Przede wszystkim warto, jak już wspomniano, udać się do psychologa. Porozmawia on z nami, odkryje, skąd wziął się nasz problem i znajdzie najlepszy sposób, aby sobie z nim radzić. Sam psycholog jednak to nie wszystko – konieczne będzie samodzielne ćwiczenie (koniecznie regularnie) i podejmowanie działań, która pomogą podnieść naszą samoocenę. Nie powinniśmy się spodziewać, że efekty będą odczuwalne błyskawicznie, ale kiedy już nadejdą, zdecydowanie zauważymy różnicę w naszym ogólnym nastawianiu i samopoczuciu.

Ważne jest, aby zwracać uwagę na swoje negatywne zachowania i od razu na nie reagować. Na przykład, kiedy przydarzy nam się jakieś niepowodzenie, zamiast się krytykować, powinniśmy zastanowić się, jak odnieślibyśmy się w takiej sytuacji do naszego przyjaciela czy członka rodziny. Skrytykowalibyśmy go, czy może starali się go pocieszyć i poprawić mu humor? Raczej to drugie, dlatego też wobec siebie również powinniśmy przyjąć taką taktykę.

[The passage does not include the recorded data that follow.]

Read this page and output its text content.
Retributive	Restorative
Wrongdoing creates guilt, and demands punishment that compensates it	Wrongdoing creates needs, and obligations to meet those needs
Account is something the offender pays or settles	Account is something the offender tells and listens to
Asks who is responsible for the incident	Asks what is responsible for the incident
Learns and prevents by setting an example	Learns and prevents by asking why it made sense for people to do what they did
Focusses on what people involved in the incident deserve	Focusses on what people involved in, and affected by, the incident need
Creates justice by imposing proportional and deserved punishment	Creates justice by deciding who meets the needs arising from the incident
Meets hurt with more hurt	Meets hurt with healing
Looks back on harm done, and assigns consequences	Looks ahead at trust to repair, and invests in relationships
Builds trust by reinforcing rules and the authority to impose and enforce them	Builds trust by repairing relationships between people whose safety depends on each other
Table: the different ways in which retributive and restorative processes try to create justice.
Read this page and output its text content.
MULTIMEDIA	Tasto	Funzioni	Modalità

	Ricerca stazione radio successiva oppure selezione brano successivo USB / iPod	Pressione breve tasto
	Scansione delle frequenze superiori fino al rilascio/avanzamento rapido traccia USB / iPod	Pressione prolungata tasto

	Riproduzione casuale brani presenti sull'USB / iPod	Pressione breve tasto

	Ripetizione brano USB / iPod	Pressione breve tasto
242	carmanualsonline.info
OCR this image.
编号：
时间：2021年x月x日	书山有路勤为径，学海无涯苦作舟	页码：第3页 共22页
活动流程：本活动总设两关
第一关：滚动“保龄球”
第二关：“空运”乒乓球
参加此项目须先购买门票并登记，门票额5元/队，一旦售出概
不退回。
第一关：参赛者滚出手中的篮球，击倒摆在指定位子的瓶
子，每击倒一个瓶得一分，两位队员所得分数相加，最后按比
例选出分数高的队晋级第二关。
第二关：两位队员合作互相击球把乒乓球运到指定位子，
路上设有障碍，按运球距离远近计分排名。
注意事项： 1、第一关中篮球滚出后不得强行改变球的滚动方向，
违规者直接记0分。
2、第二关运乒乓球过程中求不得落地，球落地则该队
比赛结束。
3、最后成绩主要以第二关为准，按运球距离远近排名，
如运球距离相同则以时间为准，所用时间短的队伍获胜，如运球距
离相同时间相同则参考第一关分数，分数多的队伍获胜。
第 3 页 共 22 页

Musimy również zacząć przykładać należytą wagę do naszych osiągnięć i sukcesów. Nie możemy ich minimalizować, a za to powinniśmy je celebrować (nawet w jakiś niewielki sposób) i chwalić się nimi innym.

Jeśli elementem naszej niskiej samooceny jest samokrytyka wobec naszego wyglądu, warto zainwestować w wizytę u kosmetyczki czy fryzjera. Dzięki temu poprawimy sobie nastrój i poczujemy się bardziej atrakcyjnie, co pomoże nam zwalczyć pojawiające się negatywne myśli.

Niska samoocena – podsumowanie

Warto wiedzieć, co to jest samoocena, a także, jak niska samoocena się objawia, co może być jej przyczyną i jak z nią walczyć. Im dłużej będziemy ignorować problem, tym trudniej będzie nam go później rozwiązać, dlatego też, kiedy zauważymy u siebie oznaki niskiej samooceny, powinniśmy podjąć odpowiednie kroki jak najszybciej.

Bycie wobec siebie nadmiernie krytycznym, pesymizm, chorobliwa nieśmiałość, brak motywacji i sił witalnych, niechęć do wszystkiego – to tylko niektóre z oznak, na które powinniśmy zwracać uwagę, ponieważ mogą one świadczyć o niedostatecznej samoocenie.